Diese Frage ist in Österreich umstritten. Aktuell gibt es noch keine Entscheidung des Obersten Gerichtshofes. In Frage kommen Diebstahl (§ 127 StGB) bzw. Einbruchsdiebstahl (§ 129 StGB), wenn man mithilfe eines nachgemachten Schlüssels in einen Müllraum gelangt. In der Praxis macht die Polizei meist eine Anzeige wegen Diebstahl. Das Verfahren wird aber oft außergerichtlich ohne Verurteilung oder Prozess beendet.

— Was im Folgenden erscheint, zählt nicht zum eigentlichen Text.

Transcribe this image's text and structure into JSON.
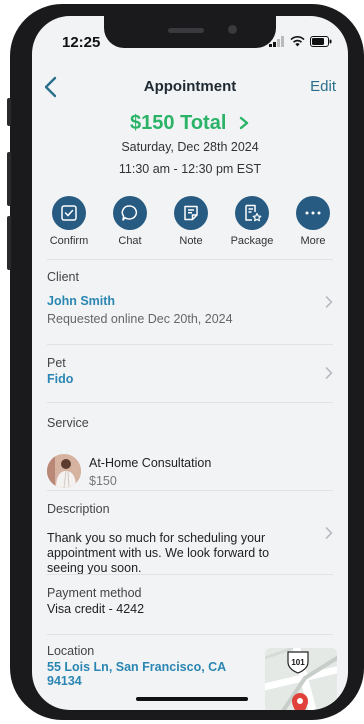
{
  "status_bar": {
    "time": "12:25"
  },
  "nav": {
    "title": "Appointment",
    "edit_label": "Edit"
  },
  "summary": {
    "total": "$150 Total",
    "date": "Saturday, Dec 28th 2024",
    "time_range": "11:30 am - 12:30 pm EST"
  },
  "actions": [
    {
      "label": "Confirm",
      "icon": "checkbox-icon"
    },
    {
      "label": "Chat",
      "icon": "chat-bubble-icon"
    },
    {
      "label": "Note",
      "icon": "note-icon"
    },
    {
      "label": "Package",
      "icon": "package-icon"
    },
    {
      "label": "More",
      "icon": "more-dots-icon"
    }
  ],
  "client": {
    "label": "Client",
    "name": "John Smith",
    "requested": "Requested online Dec 20th, 2024"
  },
  "pet": {
    "label": "Pet",
    "name": "Fido"
  },
  "service": {
    "label": "Service",
    "name": "At-Home Consultation",
    "price": "$150"
  },
  "description": {
    "label": "Description",
    "line1": "Thank you so much for scheduling your",
    "line2": "appointment with us. We look forward to",
    "line3": "seeing you soon."
  },
  "payment": {
    "label": "Payment method",
    "value": "Visa credit - 4242"
  },
  "location": {
    "label": "Location",
    "line1": "55 Lois Ln, San Francisco, CA",
    "line2": "94134",
    "map_route_label": "101"
  },
  "colors": {
    "accent_green": "#2bb368",
    "action_blue": "#275b82",
    "link_blue": "#2a86b2"
  }
}
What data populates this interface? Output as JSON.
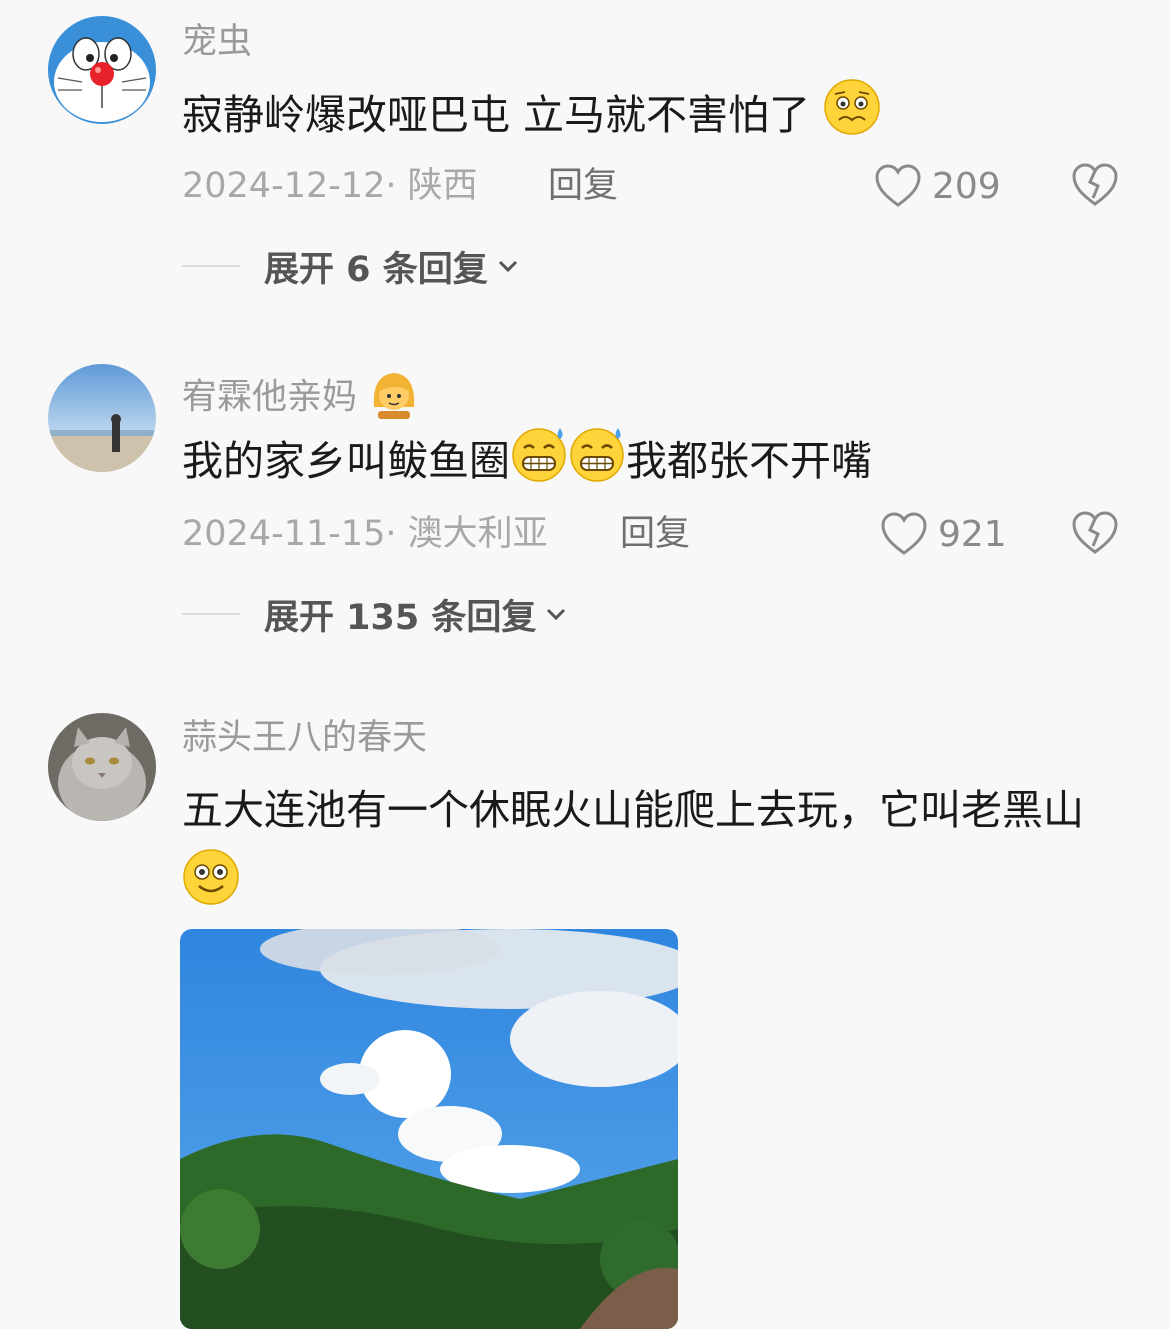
{
  "comments": [
    {
      "username": "宠虫",
      "text": "寂静岭爆改哑巴屯 立马就不害怕了",
      "date_location": "2024-12-12· 陕西",
      "reply_label": "回复",
      "likes": "209",
      "expand_label": "展开 6 条回复"
    },
    {
      "username": "宥霖他亲妈",
      "text_a": "我的家乡叫鲅鱼圈",
      "text_b": "我都张不开嘴",
      "date_location": "2024-11-15· 澳大利亚",
      "reply_label": "回复",
      "likes": "921",
      "expand_label": "展开 135 条回复"
    },
    {
      "username": "蒜头王八的春天",
      "text": "五大连池有一个休眠火山能爬上去玩，它叫老黑山"
    }
  ],
  "colors": {
    "background": "#f8f8f8",
    "username": "#9a9a9a",
    "text": "#1a1a1a",
    "meta": "#a8a8a8",
    "sky": "#2f86df"
  }
}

Mag. Hannes Knapp von der Kanzlei Lichtenberger & Partner Rechtsanwälte in Wien hat folgende Meinung dazu: "Sobald man ein abgesperrtes Gelände zum Beispiel über einen Zaun betritt, muss man von einer Besitzstörung ausgehen. Das Eindringen in abgesperrte Bereiche wie Müllräume und die Mitnahme von dort abgelagertem Müll kann auch zu einer Anzeige wegen "Einbruchsdiebstahl" führen. Ein wesentlicher Punkt ist jedoch auch der Vorsatz, das heißt die subjektive Tatseite. Jemand, der Essen aus dem Müll holt, um sich davon zu ernähren, hat in der Regel wohl nicht den Vorsatz, sich daran zu bereichern und geht auch nicht davon aus, jemanden zu bestehlen und damit zu schaden. Außerdem gibt das Geschäft bei der Entsorgung sein Eigentumsrecht an den Lebensmitteln auf. Somit wird der Müll juristisch als "herrenlose Sache" betitelt. Unklar ist, ob möglicherweise ein Schaden für die Müllbeseitigungs-Unternehmen entsteht, sobald Lebensmittel in Container, die in deren Eigentum stehen, geworfen werden. Das müsste im Einzelfall geprüft werden."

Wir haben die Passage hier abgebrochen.